If letting in the light is the key to adding more interest in some areas, obstructing it will be my tool for dealing with unwanted plants in others. At some point, wild garlic has been introduced into the garden, and, while its leaves can be useful in the kitchen, it is extremely invasive. A small vegetable plot is infested with the pungent white bulbs. Since they are in active growth at this time of year, it is a good time to fork over and remove as many as possible. In doing this, I went on to find a tangle of brittle white bindweed roots. Neither weed will be killed by a domestic composting system; so they need removing from the site as green waste.
Since it is nigh-on impossible to find all the bulbs or roots, I then covered the area with porous landscape fabric, which lets water through, so that it doesn’t puddle, but not the light. This will be left in situ for a year, and this will at least weaken the weeds. It can then be removed, and the area can be sown with grass seed. Regular mowing of the resultant sward will finish the job. New beds can then be cut out and planted up, safe in the knowledge that the ground is clean.

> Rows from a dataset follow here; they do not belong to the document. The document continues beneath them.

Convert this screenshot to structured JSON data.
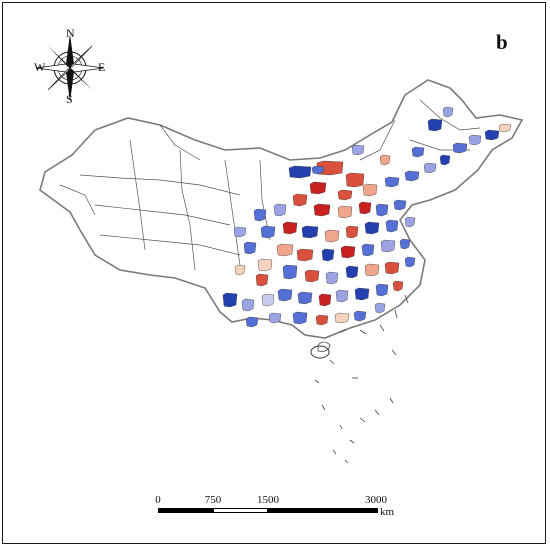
{
  "panel_label": "b",
  "compass": {
    "n": "N",
    "s": "S",
    "e": "E",
    "w": "W",
    "icon": "compass-rose-icon"
  },
  "scale": {
    "ticks": [
      "0",
      "750",
      "1500",
      "3000"
    ],
    "unit": "km"
  },
  "colors": {
    "boundary": "#555555",
    "dark_red": "#c8201e",
    "red": "#d9503c",
    "light_red": "#f1a58a",
    "pale_red": "#f7d2bd",
    "pale_blue": "#c9cbee",
    "light_blue": "#9aa4e4",
    "blue": "#5470d6",
    "dark_blue": "#2240b0",
    "no_data": "#ffffff"
  }
}
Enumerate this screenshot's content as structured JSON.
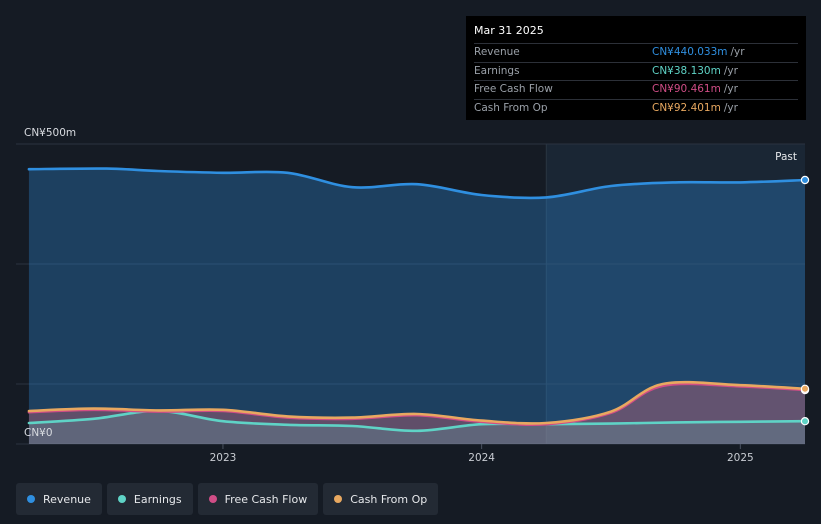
{
  "chart_data": {
    "type": "area",
    "y_top_label": "CN¥500m",
    "y_zero_label": "CN¥0",
    "past_label": "Past",
    "ylim": [
      0,
      500
    ],
    "xlim": [
      2022.2,
      2025.25
    ],
    "x_ticks": [
      {
        "value": 2023,
        "label": "2023"
      },
      {
        "value": 2024,
        "label": "2024"
      },
      {
        "value": 2025,
        "label": "2025"
      }
    ],
    "past_start": 2024.25,
    "series": [
      {
        "name": "Revenue",
        "color": "#2f8fe0",
        "points": [
          [
            2022.25,
            458
          ],
          [
            2022.55,
            459
          ],
          [
            2022.75,
            455
          ],
          [
            2023.0,
            452
          ],
          [
            2023.25,
            452
          ],
          [
            2023.5,
            428
          ],
          [
            2023.75,
            433
          ],
          [
            2024.0,
            415
          ],
          [
            2024.25,
            411
          ],
          [
            2024.5,
            430
          ],
          [
            2024.75,
            436
          ],
          [
            2025.0,
            436
          ],
          [
            2025.25,
            440
          ]
        ]
      },
      {
        "name": "Earnings",
        "color": "#5fd3c6",
        "points": [
          [
            2022.25,
            35
          ],
          [
            2022.5,
            42
          ],
          [
            2022.75,
            55
          ],
          [
            2023.0,
            38
          ],
          [
            2023.25,
            32
          ],
          [
            2023.5,
            30
          ],
          [
            2023.75,
            22
          ],
          [
            2024.0,
            33
          ],
          [
            2024.25,
            33
          ],
          [
            2024.5,
            34
          ],
          [
            2024.75,
            36
          ],
          [
            2025.0,
            37
          ],
          [
            2025.25,
            38
          ]
        ]
      },
      {
        "name": "Free Cash Flow",
        "color": "#d04d86",
        "points": [
          [
            2022.25,
            53
          ],
          [
            2022.5,
            57
          ],
          [
            2022.75,
            54
          ],
          [
            2023.0,
            55
          ],
          [
            2023.25,
            44
          ],
          [
            2023.5,
            42
          ],
          [
            2023.75,
            48
          ],
          [
            2024.0,
            37
          ],
          [
            2024.25,
            33
          ],
          [
            2024.5,
            52
          ],
          [
            2024.7,
            97
          ],
          [
            2025.0,
            96
          ],
          [
            2025.25,
            90
          ]
        ]
      },
      {
        "name": "Cash From Op",
        "color": "#e8a860",
        "points": [
          [
            2022.25,
            55
          ],
          [
            2022.5,
            59
          ],
          [
            2022.75,
            56
          ],
          [
            2023.0,
            57
          ],
          [
            2023.25,
            46
          ],
          [
            2023.5,
            44
          ],
          [
            2023.75,
            50
          ],
          [
            2024.0,
            39
          ],
          [
            2024.25,
            35
          ],
          [
            2024.5,
            54
          ],
          [
            2024.7,
            100
          ],
          [
            2025.0,
            98
          ],
          [
            2025.25,
            92
          ]
        ]
      }
    ]
  },
  "tooltip": {
    "date": "Mar 31 2025",
    "rows": [
      {
        "label": "Revenue",
        "value": "CN¥440.033m",
        "unit": "/yr",
        "color": "#2f8fe0"
      },
      {
        "label": "Earnings",
        "value": "CN¥38.130m",
        "unit": "/yr",
        "color": "#5fd3c6"
      },
      {
        "label": "Free Cash Flow",
        "value": "CN¥90.461m",
        "unit": "/yr",
        "color": "#d04d86"
      },
      {
        "label": "Cash From Op",
        "value": "CN¥92.401m",
        "unit": "/yr",
        "color": "#e8a860"
      }
    ]
  },
  "legend": [
    {
      "label": "Revenue",
      "color": "#2f8fe0"
    },
    {
      "label": "Earnings",
      "color": "#5fd3c6"
    },
    {
      "label": "Free Cash Flow",
      "color": "#d04d86"
    },
    {
      "label": "Cash From Op",
      "color": "#e8a860"
    }
  ]
}
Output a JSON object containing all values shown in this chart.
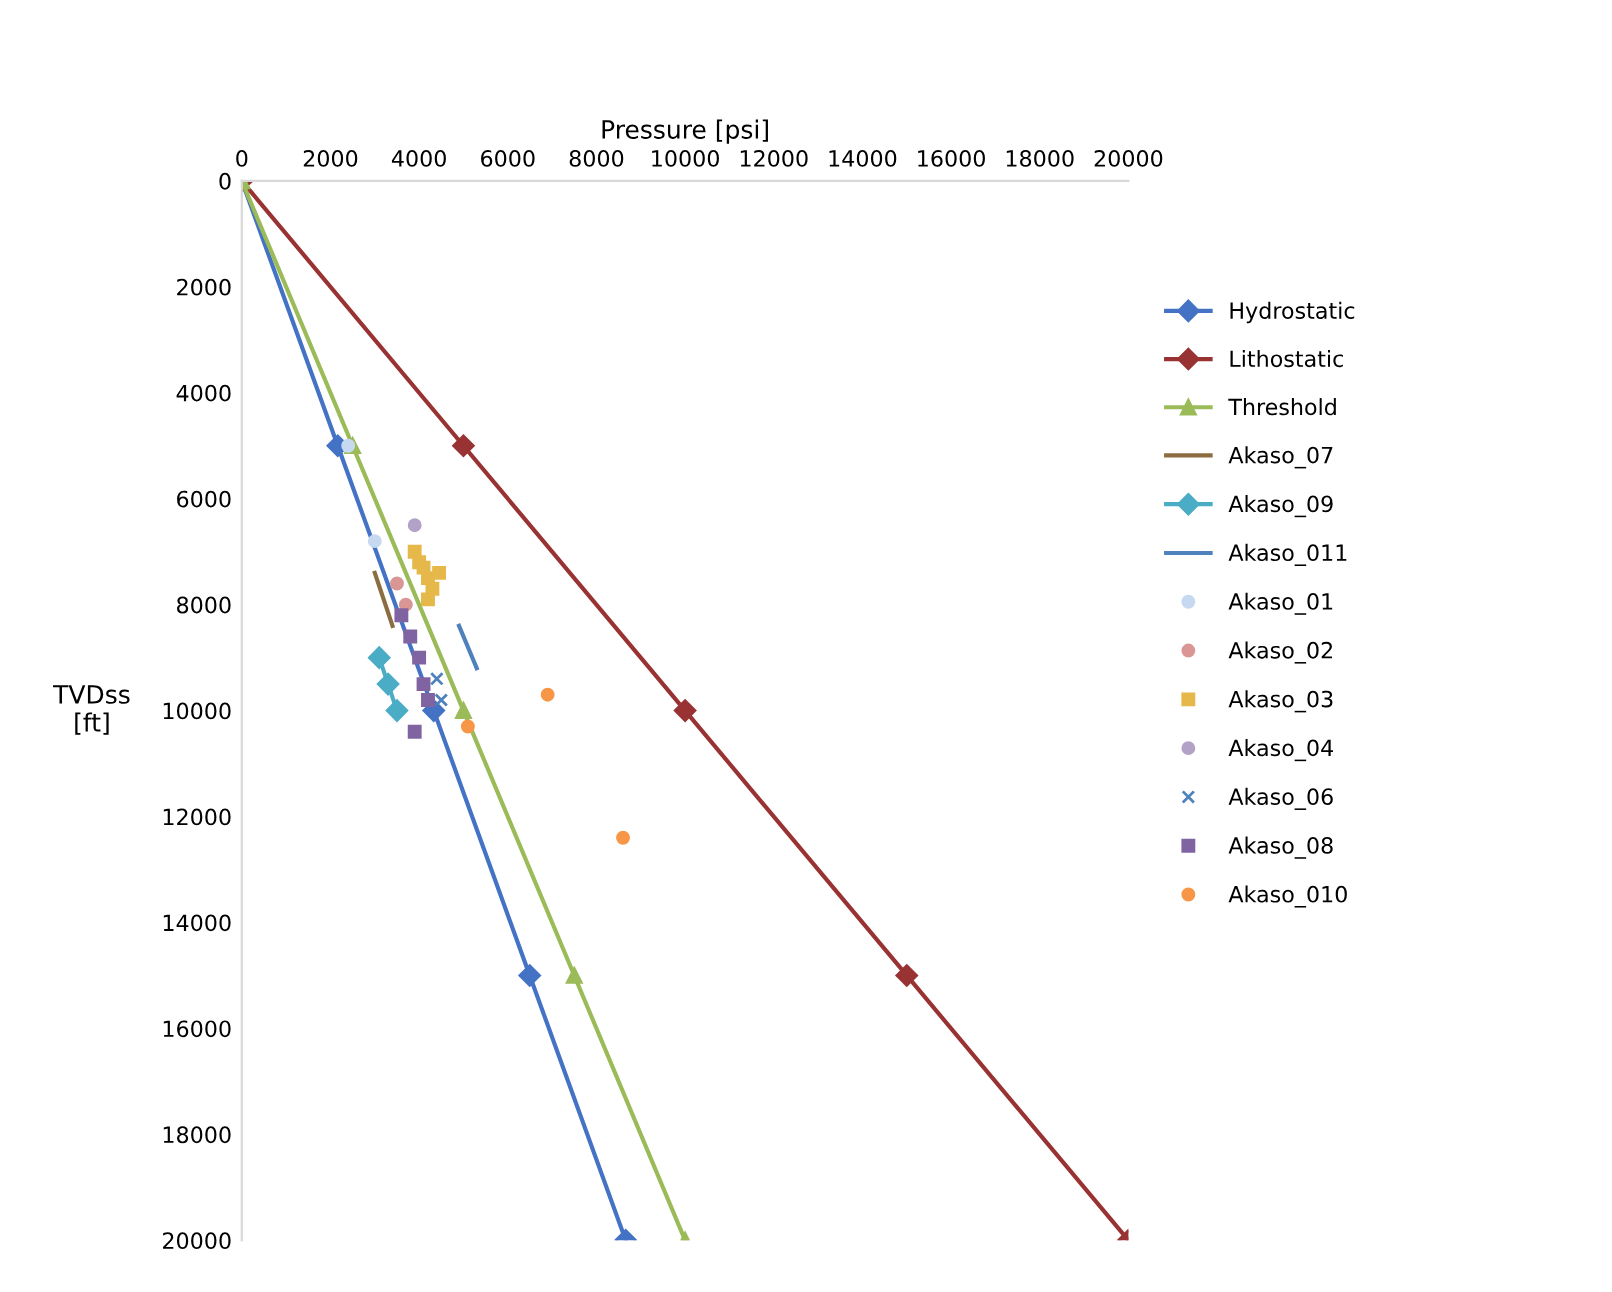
{
  "chart_data": {
    "type": "line",
    "xlabel": "Pressure [psi]",
    "ylabel": "TVDss\n[ft]",
    "xlim": [
      0,
      20000
    ],
    "xticks": [
      0,
      2000,
      4000,
      6000,
      8000,
      10000,
      12000,
      14000,
      16000,
      18000,
      20000
    ],
    "ylim": [
      20000,
      0
    ],
    "yticks": [
      0,
      2000,
      4000,
      6000,
      8000,
      10000,
      12000,
      14000,
      16000,
      18000,
      20000
    ],
    "grid": false,
    "legend": "right",
    "series": [
      {
        "name": "Hydrostatic",
        "marker": "diamond",
        "color": "#4472c4",
        "x": [
          0,
          2165,
          4330,
          6495,
          8660
        ],
        "values": [
          0,
          5000,
          10000,
          15000,
          20000
        ]
      },
      {
        "name": "Lithostatic",
        "marker": "diamond",
        "color": "#993333",
        "x": [
          0,
          5000,
          10000,
          15000,
          20000
        ],
        "values": [
          0,
          5000,
          10000,
          15000,
          20000
        ]
      },
      {
        "name": "Threshold",
        "marker": "triangle",
        "color": "#9bbb59",
        "x": [
          0,
          2500,
          5000,
          7500,
          10000
        ],
        "values": [
          0,
          5000,
          10000,
          15000,
          20000
        ]
      },
      {
        "name": "Akaso_07",
        "type": "line",
        "marker": "none",
        "color": "#8c6d3f",
        "x": [
          3000,
          3200,
          3400
        ],
        "values": [
          7400,
          7900,
          8400
        ]
      },
      {
        "name": "Akaso_09",
        "type": "line",
        "marker": "diamond",
        "color": "#4bacc6",
        "x": [
          3100,
          3300,
          3500
        ],
        "values": [
          9000,
          9500,
          10000
        ]
      },
      {
        "name": "Akaso_011",
        "type": "line",
        "marker": "none",
        "color": "#4f81bd",
        "x": [
          4900,
          5100,
          5300
        ],
        "values": [
          8400,
          8800,
          9200
        ]
      },
      {
        "name": "Akaso_01",
        "type": "scatter",
        "marker": "circle",
        "color": "#c6d9f1",
        "x": [
          2400,
          3000
        ],
        "values": [
          5000,
          6800
        ]
      },
      {
        "name": "Akaso_02",
        "type": "scatter",
        "marker": "circle",
        "color": "#d99694",
        "x": [
          3500,
          3700
        ],
        "values": [
          7600,
          8000
        ]
      },
      {
        "name": "Akaso_03",
        "type": "scatter",
        "marker": "square",
        "color": "#e6b84a",
        "x": [
          3900,
          4000,
          4100,
          4200,
          4300,
          4200,
          4450
        ],
        "values": [
          7000,
          7200,
          7300,
          7500,
          7700,
          7900,
          7400
        ]
      },
      {
        "name": "Akaso_04",
        "type": "scatter",
        "marker": "circle",
        "color": "#b3a2c7",
        "x": [
          3900
        ],
        "values": [
          6500
        ]
      },
      {
        "name": "Akaso_06",
        "type": "scatter",
        "marker": "cross",
        "color": "#4f81bd",
        "x": [
          4400,
          4500
        ],
        "values": [
          9400,
          9800
        ]
      },
      {
        "name": "Akaso_08",
        "type": "scatter",
        "marker": "square",
        "color": "#8064a2",
        "x": [
          3600,
          3800,
          4000,
          4100,
          4200,
          3900
        ],
        "values": [
          8200,
          8600,
          9000,
          9500,
          9800,
          10400
        ]
      },
      {
        "name": "Akaso_010",
        "type": "scatter",
        "marker": "circle",
        "color": "#f79646",
        "x": [
          5100,
          6900,
          8600
        ],
        "values": [
          10300,
          9700,
          12400
        ]
      }
    ]
  }
}
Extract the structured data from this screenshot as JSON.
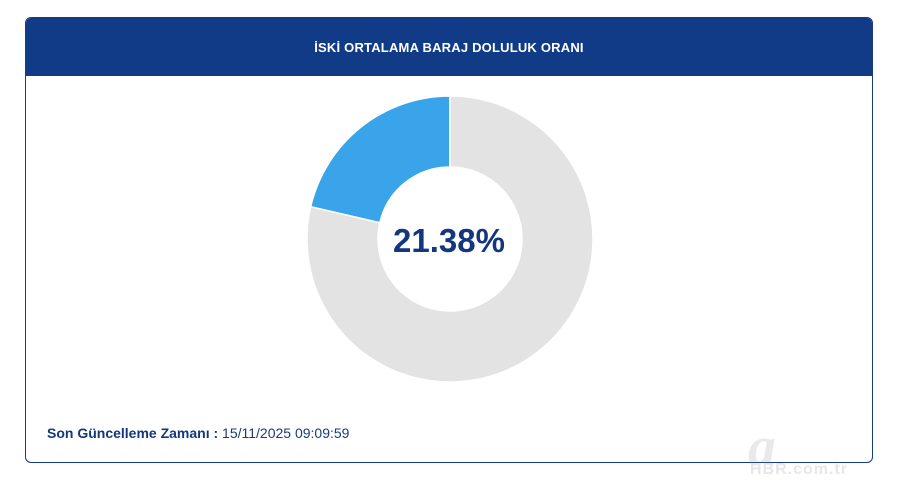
{
  "card": {
    "title": "İSKİ ORTALAMA BARAJ DOLULUK ORANI"
  },
  "chart_data": {
    "type": "pie",
    "values": [
      21.38,
      78.62
    ],
    "center_label": "21.38%",
    "colors": [
      "#3aa4ea",
      "#e3e3e3"
    ]
  },
  "footer": {
    "label": "Son Güncelleme Zamanı :",
    "value": "15/11/2025 09:09:59"
  },
  "watermark": {
    "mark": "a",
    "text": "HBR.com.tr"
  }
}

A large rectangle covered in black woven plastic is not an attractive feature, but it serves well as a holding area for plants in pots waiting for a new home, including dormant clumps of herbaceous plants dug up from beds under review. There are also boulders, slabs, and so on that seem to be a by-product of clearing a neglected garden, and all of which I am keen to recycle.
An engraving by Loggan in Oxonia Illustrata, published in 1675, shows a geometric patchwork of gardens to the north of what was then the Great Quadrangle, now Tom Quad. Some have formal plantings, while others appear more like orchards. Just as the configuration of the canonries has been chopped and changed over the centuries, the gardens have been annexed and divided. The sub-deanery garden, accessed by a short tunnel now dubbed the grotto, is an odd shape with no wall or path parallel or perpendicular to another. Add to this curvy borders that have been tagged on piecemeal from time to time, and you are left with a quiet call for simplicity. To create a sense of calm, some layers need stripping away, and the borders need straight edges aligned and in tune with the surrounding architecture.
As a sculptor shapes a chunk of rock into a piece of art, it becomes both simpler and, imbued with the vision of the creator, more expressive at the same time. So it is with taming a garden. My Advent has been about making sense of a very special place.